Driving 500,000 Miles: Lessons Learned
One man’s car is on pace for .5 million miles. What's the secret?
Brought to you by Liberty Mutual's
The Responsibility Project
Tyson Hugie is defining “driving your car into the ground” in more specific terms. As his 1994 Acura Legend LS approaches 500,000 miles, Hugie has become an unintentional hero of responsible car ownership.
Hugie authors the blog Drive to Five, a chronicle of his car’s journey to 500,000 miles. He notes that while he doesn’t have the flashiest vehicle on the road – “It doesn’t even have a cup-holder!” – the pros of owning a hearty car have more than offset the cons. He’ll be rolling into the corporate office of American Honda in Torrance, Calif. later this year as his odometer hits the half-million mark.
We checked in with Hugie to get his take on how the “drive it ‘til the wheels fall off” theory of vehicle ownership really works.
What made you decide to drive this car to 500,000 miles?
I'd sought after this particular vehicle for quite some time before making the purchase, just because I knew it was the make and model I was after. At 95,000 miles on the odometer, it was already well worn out by most people’s standards. I honestly didn’t buy it with the intent of owning it this long. My argument was always, "When it starts costing me more to maintain than I'd be spending on a new car payment, I'll sell it." Well, that never happened.
At first, I just wanted to reach 200,000 miles. Then I figured I might as well try for a quarter million. At around 220,000 I took my biggest road-trip ever – an 8,000-mile journey to Fairbanks, Alaska and back. As I was creeping up on 300,000, I hit two deer and thought the car was finished. Not so. A few weeks of body work later, and I was back on the road. The 300's were a breeze. At 399,750 the original fuel pump went out. That was the only time I've ever had the car towed. Back on the road and into the 400's, I set my sights on 478,000 because that would mark the distance to the moon and back. That brings me to today’s 495,700 mark.
Most of us grew up with the idea that by the time a car hits 100,000, it’s time to think about retiring it. Is that an antiquated idea?
Gone are the days when 100,000 miles was the life expectancy for a vehicle. My first car, a 1986 Chevy Celebrity, didn't even have a sixth digit where the hundreds of thousands of miles go. Cars back then just weren't expected to run that long. Modern engineering has produced vehicles that are easily surpassing that first 100,000 miles without even needing major scheduled maintenance. People need to get out of the idea that a car at 100K is a ticking time bomb.
How can you be sure that you are actually saving money?

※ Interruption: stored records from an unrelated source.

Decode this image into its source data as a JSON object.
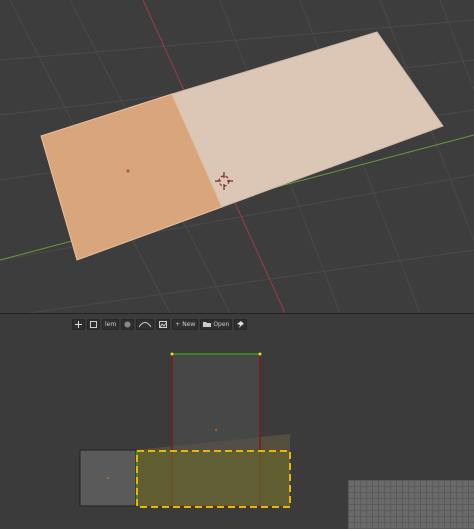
{
  "uv_toolbar": {
    "view_label": "lem",
    "new_label": "New",
    "open_label": "Open"
  },
  "colors": {
    "face_selected": "#d9a57c",
    "face_unselected": "#dcc7b6",
    "x_axis": "#9c3c46",
    "y_axis": "#6a9a3a",
    "uv_highlight": "#e8b800"
  },
  "icons": [
    "cursor-icon",
    "view-icon",
    "pivot-icon",
    "proportional-icon",
    "image-icon",
    "new-icon",
    "open-folder-icon",
    "pin-icon",
    "3d-cursor-icon"
  ]
}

To take the nerd level to the extreme, I've kept a spreadsheet for all my maintenance on the car throughout my ownership. It's cost about 5.7 cents per mile to operate over the last 400,000 miles that I've personally driven it. This excludes registration, emissions, and insurance - it's strictly maintenance dollars. Still, I think you'd be hard pressed to get that kind of return on investment with a new car, plus a car payment.
Do you have to be mechanically inclined to take on a project like this?
The biggest consideration in operating an old or used car, or any motor vehicle, is to simply be aware of your maintenance. Do your oil changes by the book. Use factory or original manufacturer parts instead of aftermarket or cheaper parts. Drive conservatively. I never take my car to the "redline" on the tachometer. Your fuel economy will thank you, too! Go easy on the brakes; keep a safe following distance to avoid having to slam on the brake pedal. To this day I'm on the original brake rotors!